I am working on optimizing a Single Producer Single Consumer (SPSC) queue in C++. The following is the miniman reproducible example for my implementation:
#include <atomic>
#include <cstddef>
#include <iostream>
#include <thread>
struct Queue {
alignas(64) std::atomic<size_t> write_index; // Align to cache line size
alignas(64) std::atomic<size_t> read_index; // Align to cache line size
int* data;
size_t capacity;
Queue(size_t cap) : write_index(0), read_index(0), capacity(cap + 1) {
data = new int[capacity];
}
~Queue() {
delete[] data;
}
bool push(int val) {
size_t write_index_local = write_index.load(std::memory_order_relaxed);
size_t next_write_index = (write_index_local + 1) % capacity;
if (next_write_index == read_index.load(std::memory_order_acquire)) {
// Queue is full
return false;
}
data[write_index_local] = val;
write_index.store(next_write_index, std::memory_order_release);
return true;
}
bool pop(int& val) {
const size_t write_index_local = write_index.load(std::memory_order_acquire);
const size_t read_index_local = read_index.load(std::memory_order_relaxed);
if (read_index_local == write_index_local) {
// Queue is empty
return false;
}
val = data[read_index_local];
size_t next_read_index = (read_index_local + 1) % capacity;
read_index.store(next_read_index, std::memory_order_release);
return true;
}
};
void producer(Queue& queue) {
for (int i = 0; i < 20; ++i) {
while (!queue.push(i)) {
// Busy-wait until there is space in the queue
}
std::cout << "Pushed: " << i << std::endl;
}
}
void consumer(Queue& queue) {
for (int i = 0; i < 20; ++i) {
int val;
while (!queue.pop(val)) {
// Busy-wait until there is an item to pop
}
std::cout << "Popped: " << val << std::endl;
}
}
int main() {
Queue queue(10); // Create a queue with capacity 10 (internally 11)

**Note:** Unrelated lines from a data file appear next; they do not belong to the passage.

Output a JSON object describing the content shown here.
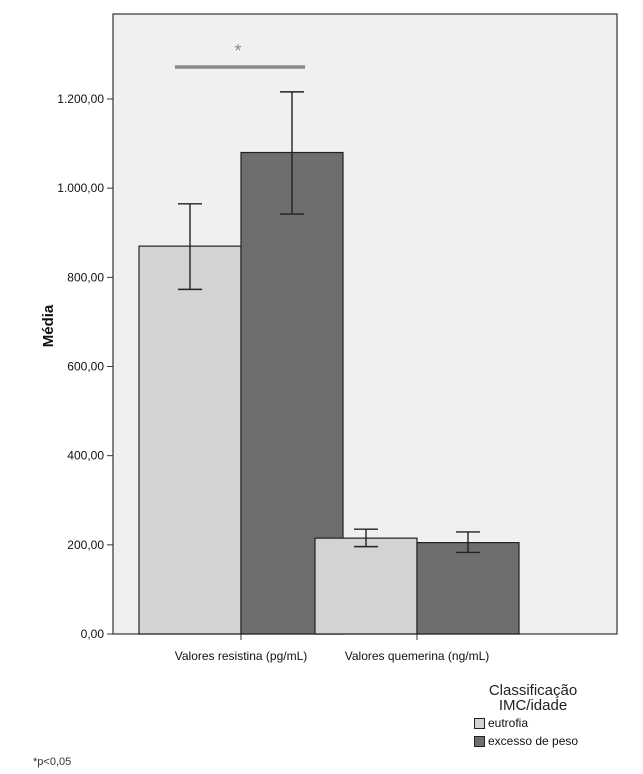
{
  "chart_data": {
    "type": "bar",
    "ylabel": "Média",
    "xlabel": "",
    "categories": [
      "Valores resistina (pg/mL)",
      "Valores quemerina (ng/mL)"
    ],
    "series": [
      {
        "name": "eutrofia",
        "color": "#d3d3d3",
        "values": [
          870,
          215
        ],
        "err_low": [
          773,
          196
        ],
        "err_high": [
          965,
          235
        ]
      },
      {
        "name": "excesso de peso",
        "color": "#6e6e6e",
        "values": [
          1080,
          205
        ],
        "err_low": [
          942,
          183
        ],
        "err_high": [
          1216,
          229
        ]
      }
    ],
    "ylim": [
      0,
      1200
    ],
    "yticks": [
      0,
      200,
      400,
      600,
      800,
      1000,
      1200
    ],
    "ytick_labels": [
      "0,00",
      "200,00",
      "400,00",
      "600,00",
      "800,00",
      "1.000,00",
      "1.200,00"
    ],
    "plot_background": "#f0f0f0",
    "significance": {
      "symbol": "*",
      "category": 0
    },
    "legend": {
      "title": "Classificação IMC/idade",
      "title_lines": [
        "Classificação",
        "IMC/idade"
      ],
      "placement": "bottom-right"
    },
    "footnote": "*p<0,05"
  }
}
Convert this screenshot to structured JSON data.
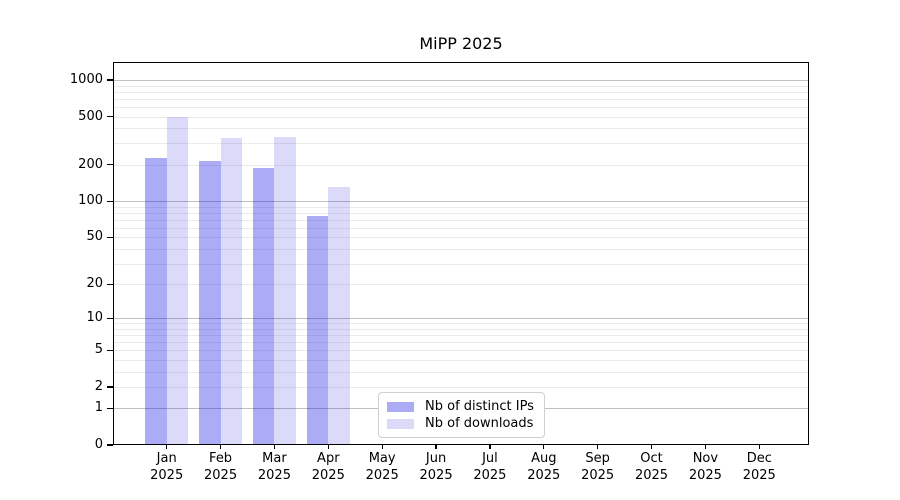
{
  "title": "MiPP 2025",
  "chart_data": {
    "type": "bar",
    "title": "MiPP 2025",
    "categories": [
      "Jan 2025",
      "Feb 2025",
      "Mar 2025",
      "Apr 2025",
      "May 2025",
      "Jun 2025",
      "Jul 2025",
      "Aug 2025",
      "Sep 2025",
      "Oct 2025",
      "Nov 2025",
      "Dec 2025"
    ],
    "category_lines": [
      {
        "month": "Jan",
        "year": "2025"
      },
      {
        "month": "Feb",
        "year": "2025"
      },
      {
        "month": "Mar",
        "year": "2025"
      },
      {
        "month": "Apr",
        "year": "2025"
      },
      {
        "month": "May",
        "year": "2025"
      },
      {
        "month": "Jun",
        "year": "2025"
      },
      {
        "month": "Jul",
        "year": "2025"
      },
      {
        "month": "Aug",
        "year": "2025"
      },
      {
        "month": "Sep",
        "year": "2025"
      },
      {
        "month": "Oct",
        "year": "2025"
      },
      {
        "month": "Nov",
        "year": "2025"
      },
      {
        "month": "Dec",
        "year": "2025"
      }
    ],
    "series": [
      {
        "name": "Nb of distinct IPs",
        "color": "rgba(8,8,228,0.34)",
        "color_hex_on_white": "#a9a9f4",
        "values": [
          228,
          214,
          190,
          75,
          null,
          null,
          null,
          null,
          null,
          null,
          null,
          null
        ]
      },
      {
        "name": "Nb of downloads",
        "color": "rgba(10,10,215,0.145)",
        "color_hex_on_white": "#dbdbf9",
        "values": [
          495,
          335,
          341,
          132,
          null,
          null,
          null,
          null,
          null,
          null,
          null,
          null
        ]
      }
    ],
    "yscale": "symlog (log10 of value+1)",
    "ylim": [
      0,
      1420
    ],
    "ytick_values": [
      0,
      1,
      2,
      5,
      10,
      20,
      50,
      100,
      200,
      500,
      1000
    ],
    "ytick_labels": [
      "0",
      "1",
      "2",
      "5",
      "10",
      "20",
      "50",
      "100",
      "200",
      "500",
      "1000"
    ],
    "grid": {
      "orientation": "horizontal",
      "major_values": [
        1,
        10,
        100,
        1000
      ],
      "major_color": "#c0c0c0",
      "minor_color": "#ebebeb"
    },
    "legend": {
      "position": "inside lower-center",
      "border_color": "#d0d0d0",
      "background": "#ffffff"
    }
  }
}
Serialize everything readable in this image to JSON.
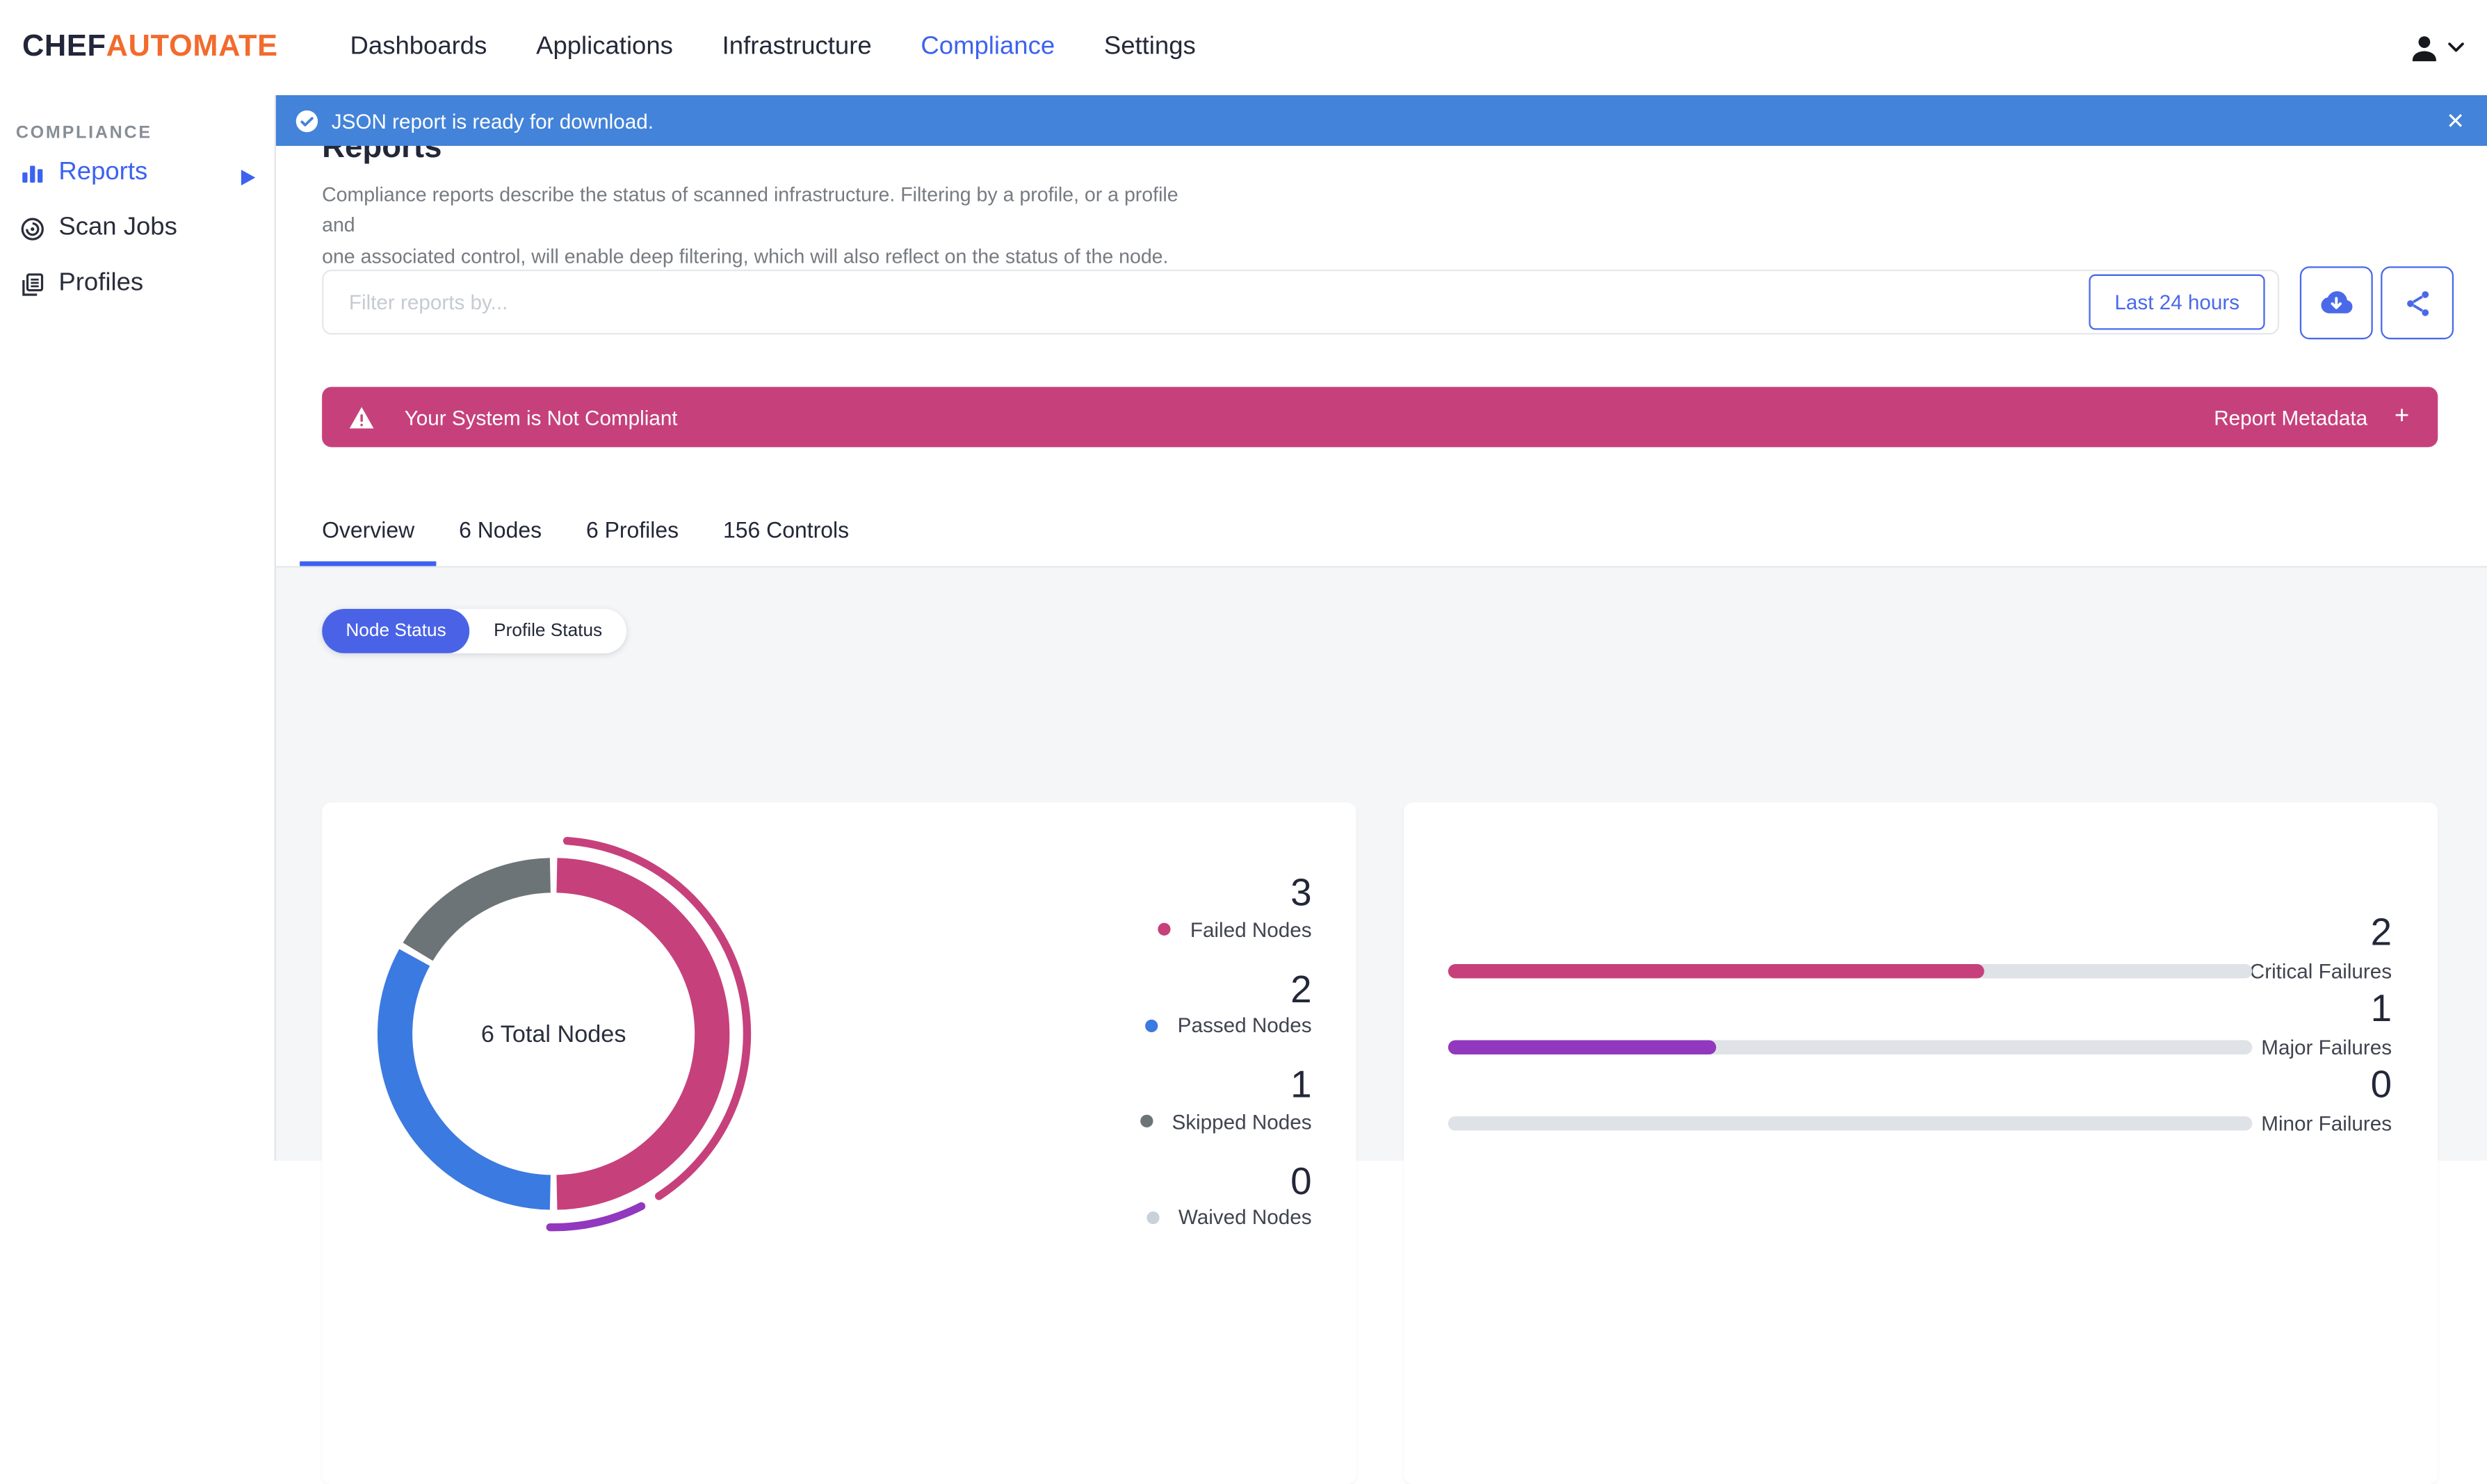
{
  "brand": {
    "chef": "CHEF",
    "automate": "AUTOMATE"
  },
  "nav": {
    "items": [
      {
        "label": "Dashboards"
      },
      {
        "label": "Applications"
      },
      {
        "label": "Infrastructure"
      },
      {
        "label": "Compliance"
      },
      {
        "label": "Settings"
      }
    ],
    "active": "Compliance"
  },
  "banner": {
    "text": "JSON report is ready for download.",
    "close_label": "✕"
  },
  "sidebar": {
    "section": "COMPLIANCE",
    "items": [
      {
        "label": "Reports"
      },
      {
        "label": "Scan Jobs"
      },
      {
        "label": "Profiles"
      }
    ],
    "active": "Reports"
  },
  "header": {
    "title": "Reports",
    "description_line1": "Compliance reports describe the status of scanned infrastructure. Filtering by a profile, or a profile and",
    "description_line2": "one associated control, will enable deep filtering, which will also reflect on the status of the node."
  },
  "filterbar": {
    "placeholder": "Filter reports by...",
    "time_button": "Last 24 hours"
  },
  "alert": {
    "message": "Your System is Not Compliant",
    "metadata_label": "Report Metadata",
    "plus": "+"
  },
  "tabs": [
    {
      "label": "Overview",
      "active": true
    },
    {
      "label": "6 Nodes",
      "active": false
    },
    {
      "label": "6 Profiles",
      "active": false
    },
    {
      "label": "156 Controls",
      "active": false
    }
  ],
  "toggle": {
    "options": [
      {
        "label": "Node Status"
      },
      {
        "label": "Profile Status"
      }
    ],
    "active": "Node Status"
  },
  "colors": {
    "accent_blue": "#3d62f0",
    "banner_blue": "#4383d9",
    "failed_pink": "#c6417b",
    "major_purple": "#9138bf",
    "passed_blue": "#3b7ae0",
    "skipped_gray": "#6c7478",
    "waived_gray": "#c9d2da",
    "track_gray": "#dfe2e6"
  },
  "chart_data": [
    {
      "type": "pie",
      "title": "6 Total Nodes",
      "center_label": "6 Total Nodes",
      "segments": [
        {
          "label": "Failed Nodes",
          "value": 3,
          "color": "#c6417b"
        },
        {
          "label": "Passed Nodes",
          "value": 2,
          "color": "#3b7ae0"
        },
        {
          "label": "Skipped Nodes",
          "value": 1,
          "color": "#6c7478"
        },
        {
          "label": "Waived Nodes",
          "value": 0,
          "color": "#c9d2da"
        }
      ],
      "total": 6,
      "legend_position": "right",
      "outer_arcs": [
        {
          "start_deg": 4,
          "end_deg": 147,
          "color": "#c6417b"
        },
        {
          "start_deg": 153,
          "end_deg": 181,
          "color": "#9138bf"
        }
      ]
    },
    {
      "type": "bar",
      "orientation": "horizontal",
      "bars": [
        {
          "label": "Critical Failures",
          "value": 2,
          "max": 3,
          "color": "#c6417b"
        },
        {
          "label": "Major Failures",
          "value": 1,
          "max": 3,
          "color": "#9138bf"
        },
        {
          "label": "Minor Failures",
          "value": 0,
          "max": 3,
          "color": "#dfe2e6"
        }
      ]
    }
  ]
}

std::thread producer_thread(producer, std::ref(queue));
std::thread consumer_thread(consumer, std::ref(queue));
producer_thread.join();
consumer_thread.join();
return 0;
}
I'm observing two cache misses in pop function:
When fetching the write_index. When fetching the data at read_index. I want to optimize this to reduce the number of cache misses. Whenever write_index is changed, pop function has to fetch both write_index and the data. Ideally, I would like to fetch both the write_index and the data at the same time, to avoid cache miss while fetching data.
I thought about using prefetching techniques, but I'm not sure about the best approach for this scenario.
Is it possible to fetch both write_index and data at read_index together? Are there any specific data layout strategies or memory order considerations that can help in minimizing cache misses in this context?
data[read_index_local]
is going to be in cache if you're repeatedly callingpop
, why do you think that's not the case? Have you ran benchmarks?